時代も違えば、生活も価値観も違う二人でした。


それでも、一緒に過ごす時間が増えるにつれて、少しずつ惹かれ合い、恋人になっていきました。


二人の恋を描くうえで大切にしたかったのは、戦争そのものではなく、その時代の中でも誰かを好きになり、笑い、未来を夢見た若者たちの気持ちです。

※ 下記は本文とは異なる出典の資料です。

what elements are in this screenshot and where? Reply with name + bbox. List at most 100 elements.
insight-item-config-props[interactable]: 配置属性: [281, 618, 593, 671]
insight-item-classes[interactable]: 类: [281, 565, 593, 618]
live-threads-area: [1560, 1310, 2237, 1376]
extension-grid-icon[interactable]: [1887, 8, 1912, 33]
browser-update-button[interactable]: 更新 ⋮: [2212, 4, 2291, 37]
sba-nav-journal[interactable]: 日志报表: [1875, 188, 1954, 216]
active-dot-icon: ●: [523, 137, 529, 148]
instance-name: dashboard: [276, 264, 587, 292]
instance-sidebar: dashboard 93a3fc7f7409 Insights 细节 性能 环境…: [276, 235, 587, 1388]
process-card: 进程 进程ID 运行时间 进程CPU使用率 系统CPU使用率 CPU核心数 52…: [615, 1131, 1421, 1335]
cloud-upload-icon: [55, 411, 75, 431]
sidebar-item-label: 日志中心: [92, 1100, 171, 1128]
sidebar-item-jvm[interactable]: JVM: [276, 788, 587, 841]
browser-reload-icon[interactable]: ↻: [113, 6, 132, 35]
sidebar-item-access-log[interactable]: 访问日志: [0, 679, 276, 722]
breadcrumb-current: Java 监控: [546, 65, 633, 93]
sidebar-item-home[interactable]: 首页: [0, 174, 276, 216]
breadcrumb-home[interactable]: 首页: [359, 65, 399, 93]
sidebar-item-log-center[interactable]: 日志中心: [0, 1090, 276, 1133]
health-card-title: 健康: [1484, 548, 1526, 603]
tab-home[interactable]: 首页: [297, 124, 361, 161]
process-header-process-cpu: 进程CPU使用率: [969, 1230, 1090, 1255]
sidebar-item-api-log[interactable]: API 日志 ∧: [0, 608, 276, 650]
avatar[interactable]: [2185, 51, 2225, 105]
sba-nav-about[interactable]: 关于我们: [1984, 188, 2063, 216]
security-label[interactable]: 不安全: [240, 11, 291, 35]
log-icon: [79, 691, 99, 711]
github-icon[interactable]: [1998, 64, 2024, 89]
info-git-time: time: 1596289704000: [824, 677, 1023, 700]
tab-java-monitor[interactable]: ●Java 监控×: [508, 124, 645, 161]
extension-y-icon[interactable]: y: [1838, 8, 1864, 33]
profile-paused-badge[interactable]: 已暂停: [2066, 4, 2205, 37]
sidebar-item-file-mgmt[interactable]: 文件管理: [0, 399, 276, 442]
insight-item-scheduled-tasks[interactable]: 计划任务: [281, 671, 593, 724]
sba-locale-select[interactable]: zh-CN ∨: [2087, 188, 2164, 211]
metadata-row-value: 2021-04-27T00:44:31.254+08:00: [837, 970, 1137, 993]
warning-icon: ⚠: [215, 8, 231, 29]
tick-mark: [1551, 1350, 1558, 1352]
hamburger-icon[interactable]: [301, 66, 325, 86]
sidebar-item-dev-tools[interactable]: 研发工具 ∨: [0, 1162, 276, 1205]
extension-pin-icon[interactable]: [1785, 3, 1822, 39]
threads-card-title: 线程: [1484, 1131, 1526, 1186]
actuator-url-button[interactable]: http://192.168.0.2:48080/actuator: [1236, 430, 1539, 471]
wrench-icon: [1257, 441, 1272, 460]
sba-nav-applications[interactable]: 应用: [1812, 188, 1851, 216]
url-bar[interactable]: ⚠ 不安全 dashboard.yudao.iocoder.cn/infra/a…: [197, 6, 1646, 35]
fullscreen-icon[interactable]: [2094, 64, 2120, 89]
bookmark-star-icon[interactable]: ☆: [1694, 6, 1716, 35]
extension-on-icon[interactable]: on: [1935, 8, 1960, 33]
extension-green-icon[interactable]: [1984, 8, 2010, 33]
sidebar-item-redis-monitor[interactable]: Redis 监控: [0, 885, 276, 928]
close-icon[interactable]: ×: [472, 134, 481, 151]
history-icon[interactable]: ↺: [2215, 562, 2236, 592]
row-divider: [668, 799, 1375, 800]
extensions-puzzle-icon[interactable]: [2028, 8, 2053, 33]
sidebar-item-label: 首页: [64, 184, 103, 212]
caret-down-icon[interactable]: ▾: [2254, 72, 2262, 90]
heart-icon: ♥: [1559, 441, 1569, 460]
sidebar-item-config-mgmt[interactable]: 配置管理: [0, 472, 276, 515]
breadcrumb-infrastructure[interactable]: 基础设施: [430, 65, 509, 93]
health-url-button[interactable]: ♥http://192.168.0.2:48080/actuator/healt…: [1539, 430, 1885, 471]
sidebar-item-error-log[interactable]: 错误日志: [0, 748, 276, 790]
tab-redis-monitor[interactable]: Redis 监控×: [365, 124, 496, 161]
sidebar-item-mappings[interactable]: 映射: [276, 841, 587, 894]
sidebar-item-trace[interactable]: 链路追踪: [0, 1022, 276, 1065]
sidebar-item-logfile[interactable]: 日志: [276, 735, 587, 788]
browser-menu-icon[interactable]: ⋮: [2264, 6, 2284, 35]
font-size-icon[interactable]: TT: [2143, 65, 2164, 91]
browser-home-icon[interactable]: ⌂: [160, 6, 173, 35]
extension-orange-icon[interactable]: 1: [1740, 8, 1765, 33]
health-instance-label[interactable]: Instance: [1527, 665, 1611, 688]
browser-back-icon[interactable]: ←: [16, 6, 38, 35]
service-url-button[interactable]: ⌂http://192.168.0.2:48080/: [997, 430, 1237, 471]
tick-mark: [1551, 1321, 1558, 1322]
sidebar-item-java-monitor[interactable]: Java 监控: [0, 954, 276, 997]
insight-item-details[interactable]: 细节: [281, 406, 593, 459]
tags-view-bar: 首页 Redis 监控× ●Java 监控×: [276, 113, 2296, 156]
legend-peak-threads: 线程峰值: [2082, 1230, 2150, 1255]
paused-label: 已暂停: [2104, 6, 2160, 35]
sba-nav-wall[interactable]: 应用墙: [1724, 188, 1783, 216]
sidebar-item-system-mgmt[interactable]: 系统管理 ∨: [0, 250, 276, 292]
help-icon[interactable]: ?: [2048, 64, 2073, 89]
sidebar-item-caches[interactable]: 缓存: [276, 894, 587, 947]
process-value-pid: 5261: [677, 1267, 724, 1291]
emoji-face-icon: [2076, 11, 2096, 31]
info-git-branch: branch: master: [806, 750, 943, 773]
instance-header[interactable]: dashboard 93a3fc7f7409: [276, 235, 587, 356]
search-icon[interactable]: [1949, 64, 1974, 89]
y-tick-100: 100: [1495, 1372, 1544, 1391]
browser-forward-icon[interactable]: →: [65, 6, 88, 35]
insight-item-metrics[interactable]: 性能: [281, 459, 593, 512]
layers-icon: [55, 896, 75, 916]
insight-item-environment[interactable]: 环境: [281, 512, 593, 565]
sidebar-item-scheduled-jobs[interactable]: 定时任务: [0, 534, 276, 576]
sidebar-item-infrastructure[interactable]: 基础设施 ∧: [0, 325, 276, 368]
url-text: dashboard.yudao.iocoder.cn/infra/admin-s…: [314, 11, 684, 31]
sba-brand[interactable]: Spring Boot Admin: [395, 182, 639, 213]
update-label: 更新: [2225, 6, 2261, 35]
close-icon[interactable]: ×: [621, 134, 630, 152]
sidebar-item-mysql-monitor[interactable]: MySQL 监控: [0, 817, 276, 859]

健一にも、ひまりと一緒に過ごしたい未来がありました。


ひまりにも、健一と一緒に見たい未来がありました。


「また海を見よう」


「必ず帰る」


そんな普通の約束が、戦争によってどれほど大切なものだったのか。


だからこそ、二人が離ればなれになる場面は、物語の中でも特に大切にしました。


そして最後は――。


80年前には叶わなかった二人の約束を、令和の時代でもう一度。


健一の生まれ変わりとひまりが再会することで、二人の恋にもう一度、未来を与えました。


80年前にできなかったこと。


一緒に映画を見ること。


令和の街を歩くこと。


スマートフォンを見ること。


そして、何より――。


誰にも引き裂かれることなく、好きな人の隣にいること。


今度こそ、二人にはそんな普通の幸せを手にしてほしい。


そんな願いを込めています。


もし、物語を読み終えたあとに、


「ひまりと健一、この先どうなるんだろう?」


「令和で二人はどんな恋愛をするんだろう?」


そんなふうに想像していただけたなら、とても嬉しいです。


写真の中の一人の青年に一目惚れした少女。


そして、80年という長い時間を越えて、もう一度巡り合った二人。


恋は、時代が変わっても消えない。


そんな奇跡を、二人から感じてもらえたら嬉しいです。


最後まで、ひまりと健一の恋に付き合ってくださり、本当にありがとうございました。


またどこかで、二人に会える日が来るかもしれません。


そのときはきっと――。


「健一くん、令和へようこそ!」


「……ひまり。まずはスマートフォンの使い方を教えてくれ」


「そこから!?」


そんな二人の声が聞こえてきそうです。


それでは――。


『私の彼は、80年前の軍服男子でした‼』


これにて、二人の最初の物語は幕を閉じます。


最後まで読んでくださったあなたへ。


本当に、ありがとうございました。